Security Governance (Part 2): Operating the Matrix
At the root of many consulting engagements we find a security governance problem. Last week, in Part 1 of this series, I described the centralized, decentralized and matrixed primitives of security governance. I published the matrixed security governance diagram shown below as a example of one that would serve many large, distributed organizations well. Although neither this nor any other single model is best for everyone, the principles we’re going to cover are universally helpful..
The easiest way to understand how the matrix works is to describe it from the bottom up. Down there, lines of businesses are making, selling and delivering goods and services using their information and computing assets. They’re patching, fixing, changing and using their hardware and software. Often, they take advantage of shared services such as a network operations center, or corporate email and collaboration system. For a day in the life of the LOB, see below….
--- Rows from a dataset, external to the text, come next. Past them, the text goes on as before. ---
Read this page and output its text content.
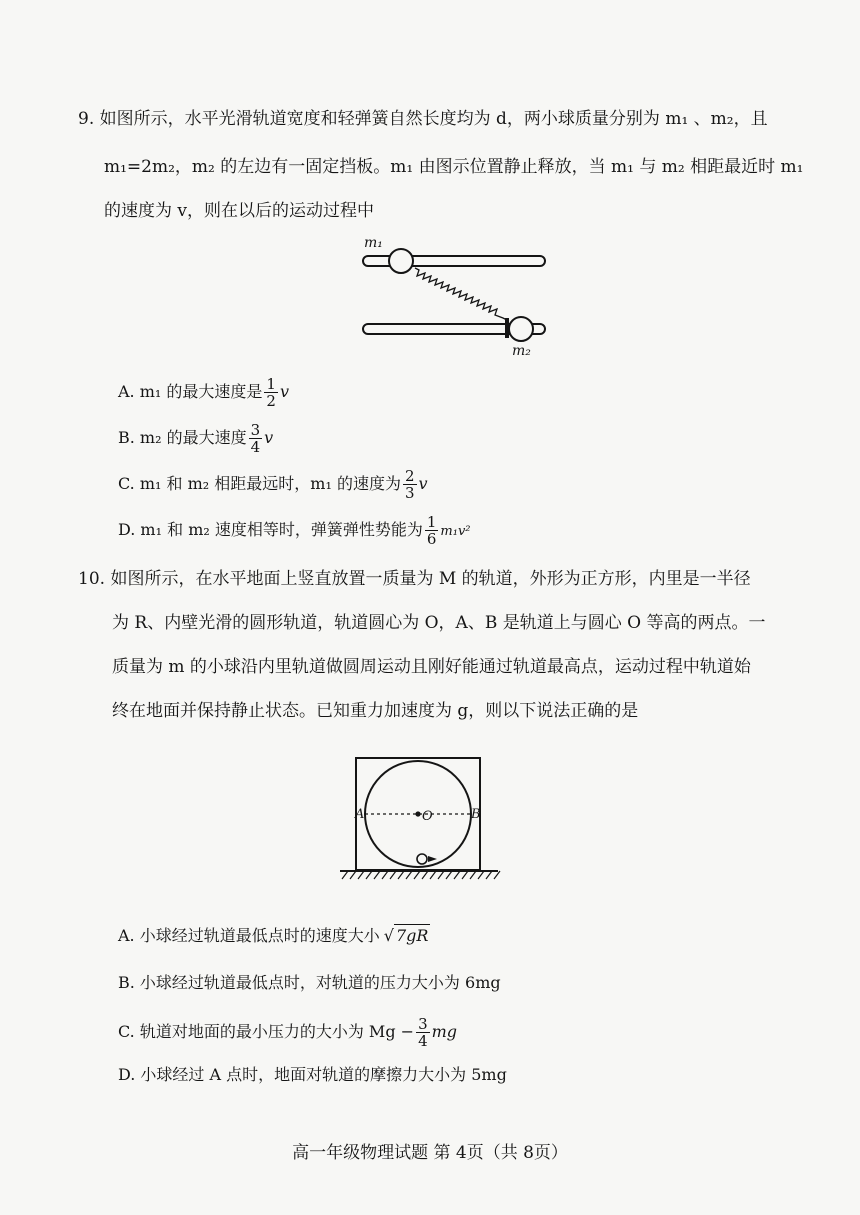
9. 如图所示，水平光滑轨道宽度和轻弹簧自然长度均为 d，两小球质量分别为 m₁ 、m₂，且
m₁=2m₂，m₂ 的左边有一固定挡板。m₁ 由图示位置静止释放，当 m₁ 与 m₂ 相距最近时 m₁
的速度为 v，则在以后的运动过程中
m₁
m₂
A. m₁ 的最大速度是 $\frac{1}{2}$ v
B. m₂ 的最大速度 $\frac{3}{4}$ v
C. m₁ 和 m₂ 相距最远时，m₁ 的速度为 $\frac{2}{3}$ v
D. m₁ 和 m₂ 速度相等时，弹簧弹性势能为 $\frac{1}{6} m_1v^2$
10. 如图所示，在水平地面上竖直放置一质量为 M 的轨道，外形为正方形，内里是一半径
为 R、内壁光滑的圆形轨道，轨道圆心为 O，A、B 是轨道上与圆心 O 等高的两点。一
质量为 m 的小球沿内里轨道做圆周运动且刚好能通过轨道最高点，运动过程中轨道始
终在地面并保持静止状态。已知重力加速度为 g，则以下说法正确的是
A	B
O
A. 小球经过轨道最低点时的速度大小 √ 7gR
B. 小球经过轨道最低点时，对轨道的压力大小为 6mg
C. 轨道对地面的最小压力的大小为 $Mg - \frac{3}{4}$ mg
D. 小球经过 A 点时，地面对轨道的摩擦力大小为 5mg
高一年级物理试题 第 4页（共 8页）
Do LOBs have to use the shared services? Some will be mandatory, others optional. Perhaps all the shared services are optional but LOBs have financial incentives to use them. That kind of thing has to get worked out at the group level, between Group Finance and Group IT, for example, or directly among the LOBs’ executives higher up in the matrix. At the group level, architectures get written, policies set, risk assessments made, big contracts and hires get done…take a look.
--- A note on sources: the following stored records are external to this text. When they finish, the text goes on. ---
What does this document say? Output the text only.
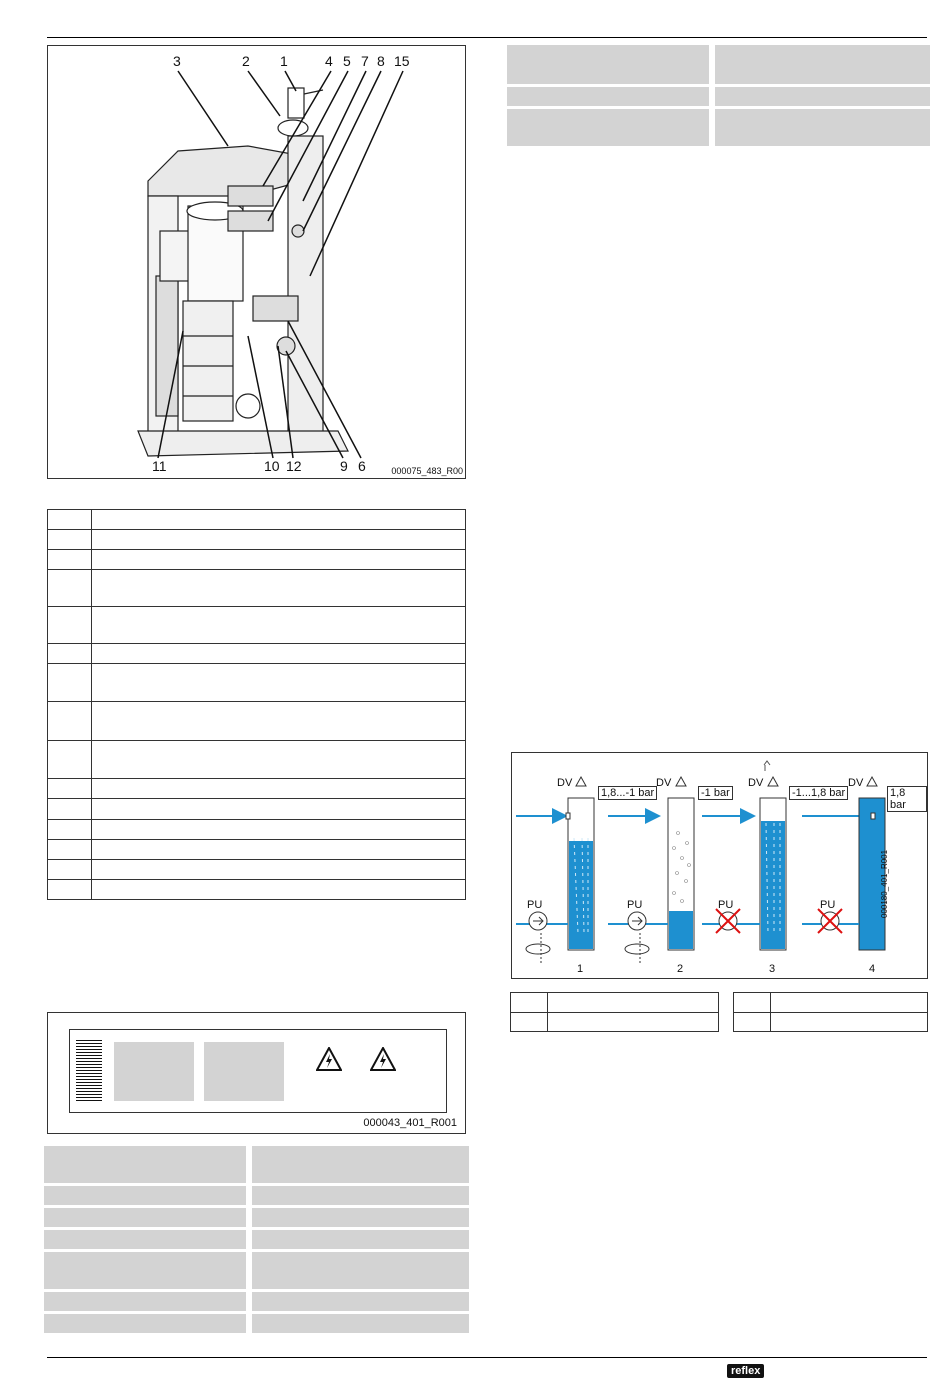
1
2
3	4 5 7 8 15
6
9
10
11	12	000075_483_R00

000043_401_R001

DV	DV	DV	DV
1,8...-1 bar	-1 bar	-1...1,8 bar	1,8 bar
PU	PU	PU	PU
1	2	3	4
000180_401_R001

reflex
Expect creative tension about priorities, changes and allocating resources at the group level and among the LOBs. The matrix is constantly changing and the organization needs its checks and balances. Issues get escalated up the ladder by the LOB executives all the way to the C-Suites and resolved through informal or regular interactions. But ad hoc isn’t always good enough. Risk, compliance and audit issues need to be managed on an ongoing basis by executive committees and/or chief risk officers. Otherwise, how can security get a fair hearing?
Not that the typical CEO or Board member will (or should have to) get deep into the details of why IT needs to shut down the production line to roll out a new series of patches, or why its a bad idea to let all the outsourced sales teams get full VPN access. IT security may only get 15 minutes on CEO’s agenda every so often and every one of those minutes has to count.
That’s where the executive committees come in. These committees curate all the important data about important issues for the executives. Its not just about IT; the risk committee (or risk council) deals with Enterprise Risk Management (ERM). But there’s an IT risk management component to ERM, and a good council meets regularly for some deeper dives to maintain a dashboard of the top issues from the risk register, outline decisions that need to be made, explain the alternatives and have the drill down data handy. And once the committee, or the C-level executives themselves, have decided an issue, the risk council tracks how the decision gets put in effect through policy and other controls.
The risk council also works with its sister executive committees under the eye of the C-Suite. Compliance injects risks to the risk council, or listens to the risk council’s take on how a new set of controls can solve a regulatory problem. Internal audit provides oversight over IT, finance and other areas and it reports on the risk and compliance issues that it find to top management as well.
When all the moving parts are working smoothly enough, you have effective security governance. In coming posts we’ll address other issues in the matrix, such as who gets seats on the executive committees, where does the CISO report in the hierarchy and more.